Hi again! I’d like to start this post by saying a humungous THANK YOU to everyone who’s been reading my blog. It means so much to me that you guys are taking time out of your days to check on me and see what I’m doing in South Africa. I’d also like to especially thank the people who’ve commented below on some of my posts. I’ve known many of you since I was little and it’s so nice to hear from you all and have you read my blog. So thank you, thank you, thank you!!

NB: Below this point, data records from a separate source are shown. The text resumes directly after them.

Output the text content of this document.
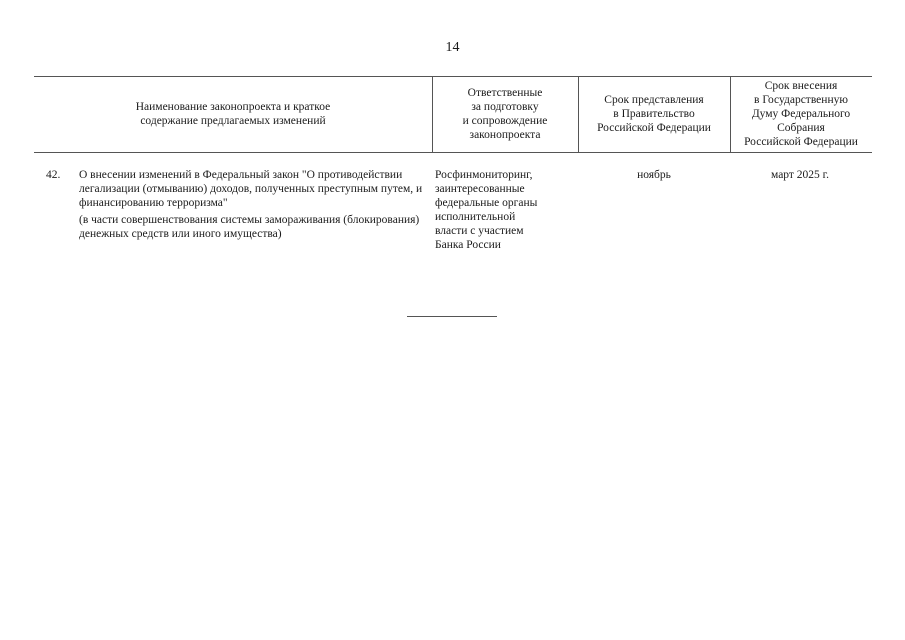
14
Наименование законопроекта и краткое
содержание предлагаемых изменений
Ответственные
за подготовку
и сопровождение
законопроекта
Срок представления
в Правительство
Российской Федерации
Срок внесения
в Государственную
Думу Федерального
Собрания
Российской Федерации
42. О внесении изменений в Федеральный закон "О противодействии легализации (отмыванию) доходов, полученных преступным путем, и финансированию терроризма"
(в части совершенствования системы замораживания (блокирования) денежных средств или иного имущества)
Росфинмониторинг,
заинтересованные
федеральные органы
исполнительной
власти с участием
Банка России
ноябрь	март 2025 г.
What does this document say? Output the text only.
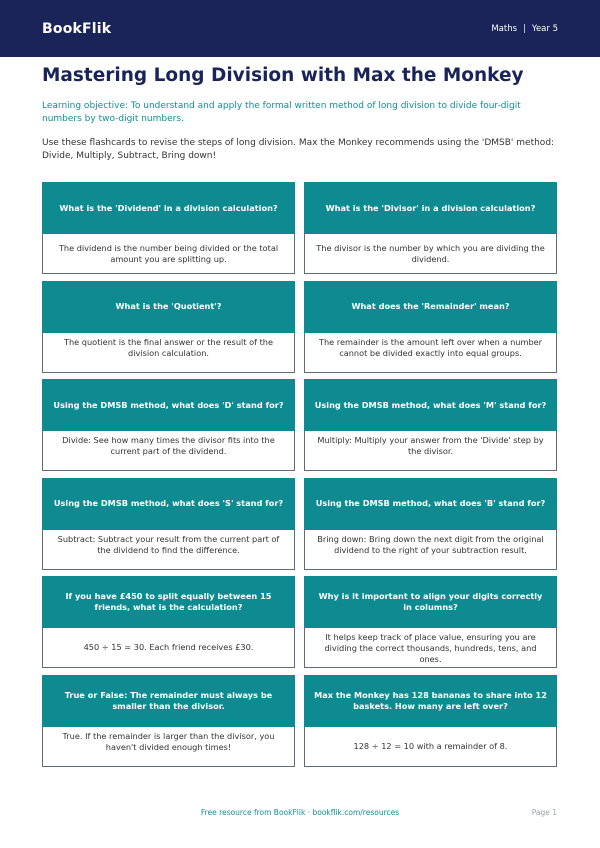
BookFlik	Maths | Year 5
Mastering Long Division with Max the Monkey

Learning objective: To understand and apply the formal written method of long division to divide four-digit numbers by two-digit numbers.

Use these flashcards to revise the steps of long division. Max the Monkey recommends using the 'DMSB' method: Divide, Multiply, Subtract, Bring down!

What is the 'Dividend' in a division calculation?
The dividend is the number being divided or the total amount you are splitting up.
What is the 'Divisor' in a division calculation?
The divisor is the number by which you are dividing the dividend.
What is the 'Quotient'?
The quotient is the final answer or the result of the division calculation.
What does the 'Remainder' mean?
The remainder is the amount left over when a number cannot be divided exactly into equal groups.
Using the DMSB method, what does 'D' stand for?
Divide: See how many times the divisor fits into the current part of the dividend.
Using the DMSB method, what does 'M' stand for?
Multiply: Multiply your answer from the 'Divide' step by the divisor.
Using the DMSB method, what does 'S' stand for?
Subtract: Subtract your result from the current part of the dividend to find the difference.
Using the DMSB method, what does 'B' stand for?
Bring down: Bring down the next digit from the original dividend to the right of your subtraction result.
If you have £450 to split equally between 15 friends, what is the calculation?
450 ÷ 15 = 30. Each friend receives £30.
Why is it important to align your digits correctly in columns?
It helps keep track of place value, ensuring you are dividing the correct thousands, hundreds, tens, and ones.
True or False: The remainder must always be smaller than the divisor.
True. If the remainder is larger than the divisor, you haven't divided enough times!
Max the Monkey has 128 bananas to share into 12 baskets. How many are left over?
128 ÷ 12 = 10 with a remainder of 8.
Free resource from BookFlik · bookflik.com/resources	Page 1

This past Friday was my first week of VCE (Volunteer Community Engagement) at Ikaya Primary School in Kayamandi, a township about 10 minutes away from our campus. It’s crazy that a community with such a different lifestyle is so close to us—it truly shows how diverse the culture in South Africa is. We got randomly divided into eight groups with about five international students in each group. I’m with three German girls and one Norwegian guy, and they all seem really nice. It’s interesting to be the only American, and I’ve really liked getting to know a little bit about everyone else. Our group got put with a classroom of kids pretty quickly, and I was so nervous (even though these kids are only about 5 years old!). I assumed that we would just play games with them, but the teacher had her own lesson plan that we went along with.
The kids were super cute and warmed up to us right away. We read books to them and they even taught us some of their songs. They knew “Twinkle Twinkle Little Star” and “Head, Shoulders, Knees, and Toes,” so I could sing along to those ones. The kids also sung these songs in Xhosa, which is their primary language, although they do know some English. I was surprised to see how well they could count—all the way up to twenty with ease! For our next session with the kids, each group has to create a lesson plan revolved around the theme of “my body.” It should be fun!
Right after VCE, we left for our AIFS Cederberg Mountain excursion. The drive was about 4 hours long, and we had Hestea and three guys who work in the international office driving us. Half of the drive was on sand and gravel, and we traveled really far into the mountains. Most of the students stayed in a cabin-like house on the bottom of a hill, and six others—myself included—stayed in a little cabin on top of the hill, and it was gorgeous. I felt like I was in a lodge in the mountains. We had a little front lawn, a fireplace inside, everything. I wish we had stayed for more than two nights!
Early on Saturday morning, we started our hike up the Wolfberg Mountains. The hike up was pretty steep for the first hour or so, but that was not the most difficult part. There was a point where we had to crawl through cracks and hand our backpack up the rocks before we could fit our body through. The climbing got more and more intense and—right before we reached the top—we approached an area called the “birthing hole.” Essentially, you have to lie down on your back and shimmy backward under a rock until someone above you grabs your hands and pulls you up. All of the hard work paid off when we reached the top of the mountains—it was absolutely breathtaking. I also give major props to the drivers and other guys in our group for helping everyone up to the top!
The way down the mountain took a lot less time but it was hard on the knees and ankles…speaking of ankles, clumsy me twisted one. But no worries, I’m fine now! Immediately after the hike, we jumped into the river by our campsite, and later on went to a free wine tasting. I can’t think of a better reward. We had another braai that night, and we had chicken and lamb chops with more secret sauce. A lot of us helped cook as well! Even though we were sore and exhausted from the climb earlier in the day, it was so nice to bond with everyone in my program. Also, Hestea told us that we were the fastest AIFS Stellenbosch group to get everyone up and down the mountains. What an accomplishment!
On Sunday (today), we packed all of our things into the vans and drove down to the caves to look at the San Bushman drawings. It’s so interesting to see how vivid they are after a thousand years! We also explored a few other caves and drawings, and saw some famous South African signatures in the Stadsaal cave, where many “city hall”-type meetings took place. We departed for Stellenbosch in the early afternoon, and made it back in less than 4 hours! I don’t know what it is about our group, but we’re speedy.
Overall, my weekend was full of food, fun, and lots of exercise. I’ll definitely be sore tomorrow morning, but I’m telling myself that it’s allll worth it.